Cette résidence ambitionne aussi des projets de développement d’actions théâtrale en milieu scolaire. Jean-Philippe Gabilloux, directeur de l’Alliance française et du Centre culturel Charles-Baudelaire, fait de la diversité théâtrale un fil conducteur de son action placée sous le signe de l’échange. Il se félicite de voir chez les jeunes un réel intérêt pour “Architruc”.
Pour Rama Poonoosamy de l’agence Immedia, "c’est une magnifique pièce, food for thought" que l’on pourrait traduire en français par “nourriture de l’esprit” et en créole par “manzé pou lo kèr”. La couverture médiatique d’”Architruc” est impressionnante et pour la première soirée, 150 personnes sont venues assister à la prestation.

Soutenir le théâtre mauricien

Mais bien que tout le monde soit au courant par les médias, l’ensemble des représentations n’a pas fait salle comble. Ce qui n’est pas le but en soi. Si pour l’agence Immedia, "voir des sièges vides alors qu’il y a du talent sur scène crève le cœur", pour le Centre dramatique de l’océan Indien, "nous sommes là pour provoquer, interpeller, déranger, donner envie de voir autre chose. Nous ne sommes pas là pour remplir les salles mais pour faire vivre une idée".
Ahmed Madani développe : "Le théâtre est très important pour la vie citoyenne. Nous voulons soutenir les compagnies mauriciennes qui ont de grandes difficultés à s’exprimer. Les dispositions du gouvernement mauricien ne sont pas du tout les mêmes qu’à La Réunion. Nous recevons une demande forte de développer des échanges avec le Centre dramatique en termes de formation, d’aide logistique et technique".
Il compare la situation du théâtre à Maurice avec celle de La Réunion du début des années 1980 : "Les compagnies sont sans moyens, les acteurs travaillent dans la journée et répètent le soir. Il faut arriver à avoir des acteurs mauriciens professionnels pour développer le théâtre et conquérir le public mauricien, pour l’ouvrir au théâtre. Il n’y a pas vraiment d’écriture dramatique, mis à part ces compagnies amateurs, et il en faut pour passer ailleurs, pour sortir de l’IIe Maurice.
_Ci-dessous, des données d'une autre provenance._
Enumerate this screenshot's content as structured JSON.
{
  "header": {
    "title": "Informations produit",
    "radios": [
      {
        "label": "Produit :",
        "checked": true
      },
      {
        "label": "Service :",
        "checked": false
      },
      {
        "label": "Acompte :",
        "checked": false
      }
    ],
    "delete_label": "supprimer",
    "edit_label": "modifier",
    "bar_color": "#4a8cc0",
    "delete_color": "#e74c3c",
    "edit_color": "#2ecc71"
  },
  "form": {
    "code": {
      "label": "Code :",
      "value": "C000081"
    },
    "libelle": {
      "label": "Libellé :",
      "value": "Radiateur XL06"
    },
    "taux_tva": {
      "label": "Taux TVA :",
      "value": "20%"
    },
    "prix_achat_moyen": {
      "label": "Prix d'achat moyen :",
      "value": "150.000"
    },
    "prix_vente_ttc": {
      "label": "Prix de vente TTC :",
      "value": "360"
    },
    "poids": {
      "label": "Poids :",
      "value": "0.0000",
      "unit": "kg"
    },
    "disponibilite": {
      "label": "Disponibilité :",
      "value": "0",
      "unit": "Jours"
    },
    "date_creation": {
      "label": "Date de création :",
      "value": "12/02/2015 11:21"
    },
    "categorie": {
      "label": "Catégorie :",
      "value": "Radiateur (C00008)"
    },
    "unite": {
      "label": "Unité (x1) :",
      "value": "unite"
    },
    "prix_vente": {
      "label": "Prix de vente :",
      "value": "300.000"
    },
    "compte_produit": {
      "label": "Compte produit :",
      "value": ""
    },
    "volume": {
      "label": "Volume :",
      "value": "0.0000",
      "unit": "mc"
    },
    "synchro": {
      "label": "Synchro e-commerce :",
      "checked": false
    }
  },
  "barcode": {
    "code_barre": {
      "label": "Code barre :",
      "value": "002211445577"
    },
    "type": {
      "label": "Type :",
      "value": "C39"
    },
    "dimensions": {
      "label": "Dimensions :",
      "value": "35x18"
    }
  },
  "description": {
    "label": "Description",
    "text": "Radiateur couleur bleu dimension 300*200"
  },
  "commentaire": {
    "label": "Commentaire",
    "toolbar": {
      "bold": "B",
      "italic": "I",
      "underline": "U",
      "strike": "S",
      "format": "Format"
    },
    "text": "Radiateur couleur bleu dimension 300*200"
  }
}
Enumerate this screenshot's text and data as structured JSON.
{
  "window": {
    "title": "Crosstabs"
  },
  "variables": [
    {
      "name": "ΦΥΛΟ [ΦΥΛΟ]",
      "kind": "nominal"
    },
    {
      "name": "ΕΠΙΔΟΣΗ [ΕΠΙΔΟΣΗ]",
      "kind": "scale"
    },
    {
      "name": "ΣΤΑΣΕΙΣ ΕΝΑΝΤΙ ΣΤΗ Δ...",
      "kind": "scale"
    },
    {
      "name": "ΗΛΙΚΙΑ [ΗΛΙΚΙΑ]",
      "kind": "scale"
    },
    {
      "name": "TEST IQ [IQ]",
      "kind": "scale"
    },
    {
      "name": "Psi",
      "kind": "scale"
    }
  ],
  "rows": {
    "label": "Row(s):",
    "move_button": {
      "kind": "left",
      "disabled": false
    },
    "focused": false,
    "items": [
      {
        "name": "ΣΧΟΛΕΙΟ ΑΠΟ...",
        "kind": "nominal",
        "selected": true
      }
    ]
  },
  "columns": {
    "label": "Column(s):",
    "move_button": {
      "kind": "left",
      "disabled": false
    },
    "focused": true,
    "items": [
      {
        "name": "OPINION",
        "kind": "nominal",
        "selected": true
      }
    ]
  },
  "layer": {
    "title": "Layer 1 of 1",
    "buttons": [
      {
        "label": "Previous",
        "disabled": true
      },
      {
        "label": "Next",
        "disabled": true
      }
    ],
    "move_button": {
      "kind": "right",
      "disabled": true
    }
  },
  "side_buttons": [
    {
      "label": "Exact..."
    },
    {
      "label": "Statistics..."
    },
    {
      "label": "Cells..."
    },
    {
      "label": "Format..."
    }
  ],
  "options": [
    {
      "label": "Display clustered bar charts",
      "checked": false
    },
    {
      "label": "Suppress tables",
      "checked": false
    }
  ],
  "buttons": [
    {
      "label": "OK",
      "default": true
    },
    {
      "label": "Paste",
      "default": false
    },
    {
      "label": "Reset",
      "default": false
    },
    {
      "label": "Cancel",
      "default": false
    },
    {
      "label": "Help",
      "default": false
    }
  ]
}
C’est pourquoi nous voulons aider les romanciers à écrire des textes pour le théâtre afin de produire réellement un spectacle à l’Ile Maurice".
Ayant rencontré la communauté des acteurs mauriciens, il y a pourtant trouvé "un théâtre vivace, fort, et des metteurs en scène qui se battent". Le lieu même de la résidence, le Théâtre de Port-Louis, l’a ébloui par sa magnificence, ce qui lui fait d’autant plus regretter qu’il n’y ait pas de grande vie théâtrale, ni d’équipe qui l’anime tout au long de l’année.
En parlant d’année théâtrale, le Théâtre du Grand-Marché a présenté la saison qui commence depuis Maurice, un programme sur lequel nous reviendrons dans une prochaine édition.

Eiffel


Réactions des acteurs

"L’art n’a pas de frontières"

o Myselaine Soobraydoo : "c’est la première fois que je joue ce genre de rôle contemporain, classique. Je suis très contente de pouvoir aller vers cela, de connaître un autre registre, d’être une comédienne tout terrain. J’ai suivi cette formation pour ma troupe, pour mon pays et c’était aussi une grande satisfaction de jouer à La Réunion, d’être reconnue comme comédienne. Ce sont de grands pas pour le futur de Komiko".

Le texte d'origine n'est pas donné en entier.